One end of a celluloid tube is upset2 to the diameter of the bottom of the brush handle. A celluloid disk is attached to the wide end. The tube, now closed at one end, is places in a heated mould, and the tube is blown into the shape of a shaving brush handle by pressurised air.
The resulting handle is hollow and light weight, and can – according to the patent – be used while hollow, or filled with plaster of Paris or other materials.

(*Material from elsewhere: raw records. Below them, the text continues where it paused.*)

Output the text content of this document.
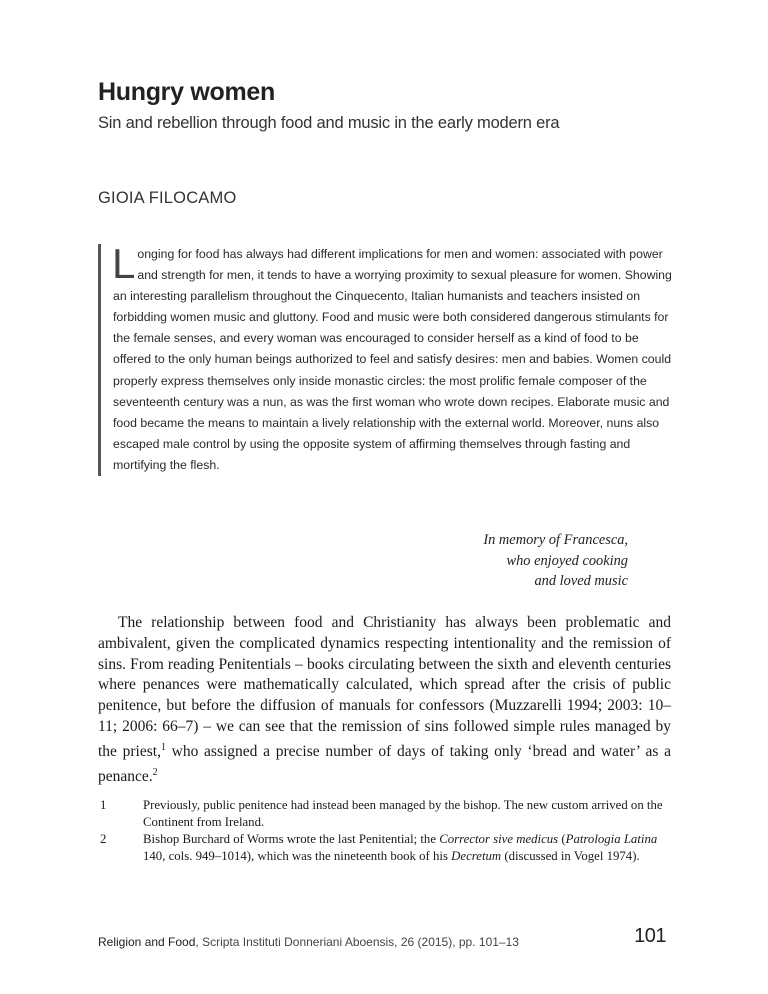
Hungry women
Sin and rebellion through food and music in the early modern era
GIOIA FILOCAMO

Longing for food has always had different implications for men and women: associated with power and strength for men, it tends to have a worrying proximity to sexual pleasure for women. Showing an interesting parallelism throughout the Cinquecento, Italian humanists and teachers insisted on forbidding women music and gluttony. Food and music were both considered dangerous stimulants for the female senses, and every woman was encouraged to consider herself as a kind of food to be offered to the only human beings authorized to feel and satisfy desires: men and babies. Women could properly express themselves only inside monastic circles: the most prolific female composer of the seventeenth century was a nun, as was the first woman who wrote down recipes. Elaborate music and food became the means to maintain a lively relationship with the external world. Moreover, nuns also escaped male control by using the opposite system of affirming themselves through fasting and mortifying the flesh.

In memory of Francesca,
who enjoyed cooking
and loved music

The relationship between food and Christianity has always been problematic and ambivalent, given the complicated dynamics respecting intentionality and the remission of sins. From reading Penitentials – books circulating between the sixth and eleventh centuries where penances were mathematically calculated, which spread after the crisis of public penitence, but before the diffusion of manuals for confessors (Muzzarelli 1994; 2003: 10–11; 2006: 66–7) – we can see that the remission of sins followed simple rules managed by the priest,$^1$ who assigned a precise number of days of taking only ‘bread and water’ as a penance.$^2$

1	Previously, public penitence had instead been managed by the bishop. The new custom arrived on the Continent from Ireland.
2	Bishop Burchard of Worms wrote the last Penitential; the Corrector sive medicus (Patrologia Latina 140, cols. 949–1014), which was the nineteenth book of his Decretum (discussed in Vogel 1974).
Religion and Food, Scripta Instituti Donneriani Aboensis, 26 (2015), pp. 101–13	101
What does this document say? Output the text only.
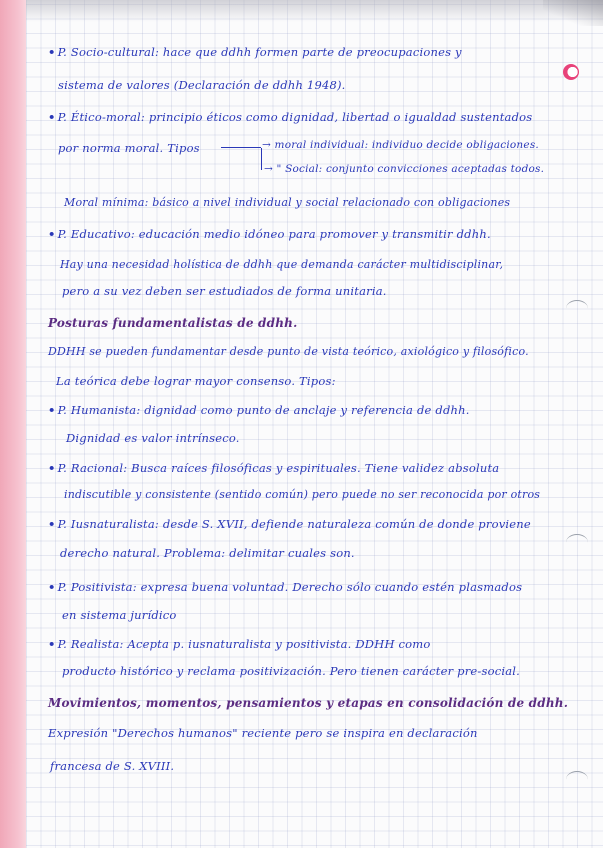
• P. Socio-cultural: hace que ddhh formen parte de preocupaciones y
sistema de valores (Declaración de ddhh 1948).
• P. Ético-moral: principio éticos como dignidad, libertad o igualdad sustentados
por norma moral. Tipos	→ moral individual: individuo decide obligaciones.
→ " Social: conjunto convicciones aceptadas todos.
Moral mínima: básico a nivel individual y social relacionado con obligaciones
• P. Educativo: educación medio idóneo para promover y transmitir ddhh.
Hay una necesidad holística de ddhh que demanda carácter multidisciplinar,
pero a su vez deben ser estudiados de forma unitaria.
Posturas fundamentalistas de ddhh.
DDHH se pueden fundamentar desde punto de vista teórico, axiológico y filosófico.
La teórica debe lograr mayor consenso. Tipos:
• P. Humanista: dignidad como punto de anclaje y referencia de ddhh.
Dignidad es valor intrínseco.
• P. Racional: Busca raíces filosóficas y espirituales. Tiene validez absoluta
indiscutible y consistente (sentido común) pero puede no ser reconocida por otros
• P. Iusnaturalista: desde S. XVII, defiende naturaleza común de donde proviene
derecho natural. Problema: delimitar cuales son.
• P. Positivista: expresa buena voluntad. Derecho sólo cuando estén plasmados
en sistema jurídico
• P. Realista: Acepta p. iusnaturalista y positivista. DDHH como
producto histórico y reclama positivización. Pero tienen carácter pre-social.
Movimientos, momentos, pensamientos y etapas en consolidación de ddhh.
Expresión "Derechos humanos" reciente pero se inspira en declaración
francesa de S. XVIII.
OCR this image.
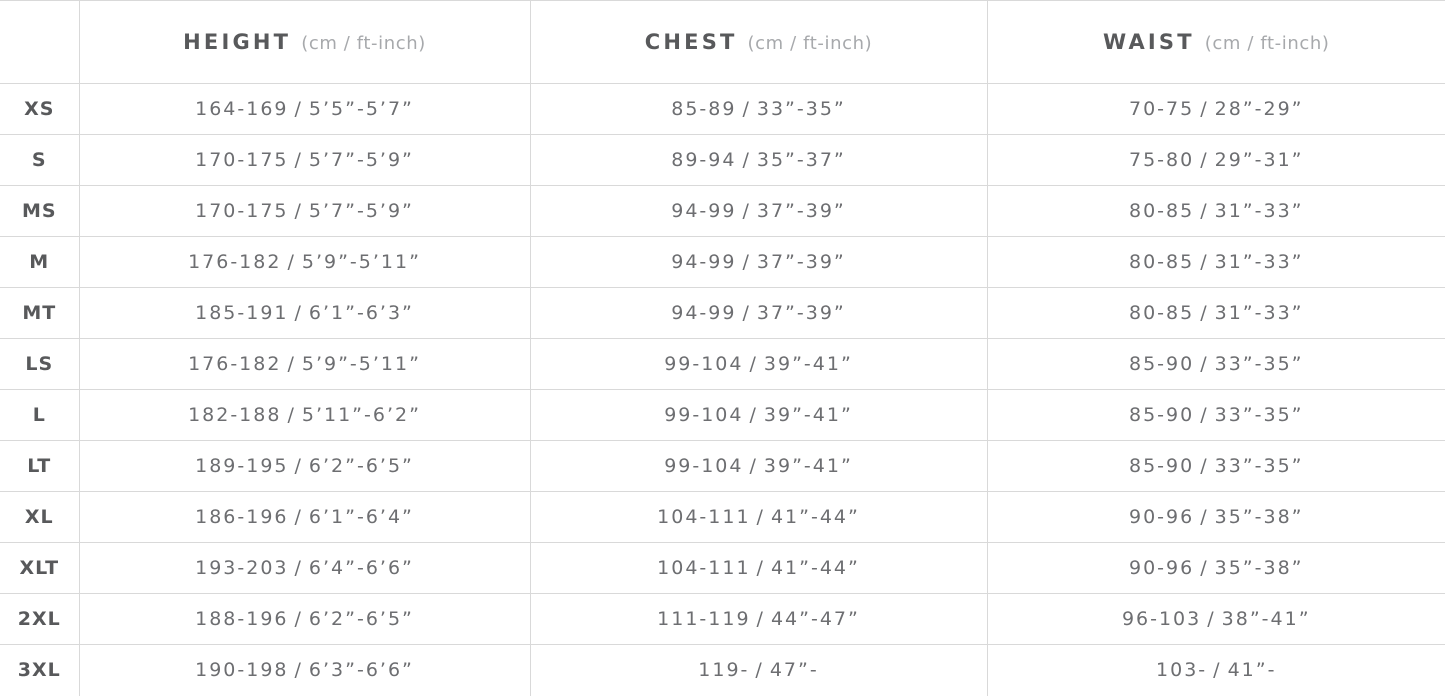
	HEIGHT (cm / ft-inch)	CHEST (cm / ft-inch)	WAIST (cm / ft-inch)
XS	164-169 / 5’5”-5’7”	85-89 / 33”-35”	70-75 / 28”-29”
S	170-175 / 5’7”-5’9”	89-94 / 35”-37”	75-80 / 29”-31”
MS	170-175 / 5’7”-5’9”	94-99 / 37”-39”	80-85 / 31”-33”
M	176-182 / 5’9”-5’11”	94-99 / 37”-39”	80-85 / 31”-33”
MT	185-191 / 6’1”-6’3”	94-99 / 37”-39”	80-85 / 31”-33”
LS	176-182 / 5’9”-5’11”	99-104 / 39”-41”	85-90 / 33”-35”
L	182-188 / 5’11”-6’2”	99-104 / 39”-41”	85-90 / 33”-35”
LT	189-195 / 6’2”-6’5”	99-104 / 39”-41”	85-90 / 33”-35”
XL	186-196 / 6’1”-6’4”	104-111 / 41”-44”	90-96 / 35”-38”
XLT	193-203 / 6’4”-6’6”	104-111 / 41”-44”	90-96 / 35”-38”
2XL	188-196 / 6’2”-6’5”	111-119 / 44”-47”	96-103 / 38”-41”
3XL	190-198 / 6’3”-6’6”	119- / 47”-	103- / 41”-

The actual claim in the patent is a bit more verbose though. To qoute:
The method described of producing a hollow shell of definite outline from plastic material which consists in forming a tube of such material open at both ends, expanding one end portion of said tube, uniting to said end of the tube a closing disk of the same material, applying said tube thus formed within a die or mold, softening the tube therein by heat applied to the exterior of the die or mold, expanding the tube against the-walls of the die or mold by air underpressure delivered within the tube through its open end, and applying a cooling medium to the mold to cool the same and the shell therein.
From US patent 1,052,081
Final thoughts
I don’t think too many shaving brush handles are made in this manner today. But cheap, plastic handles are often injection moulded, which can be seen as a spiritual successor to this process. It should also be possible to recreate the process on a small scale, if an artisan wishes to make old style, plaster filled celluloid handles today.
The full patent can be read, as usual, on Google Patents.
Footnotes
- Also known as gun-cotton, which says a fair bit of it’s tendency to go Boom.
- Upset in this context means widening out into a cone.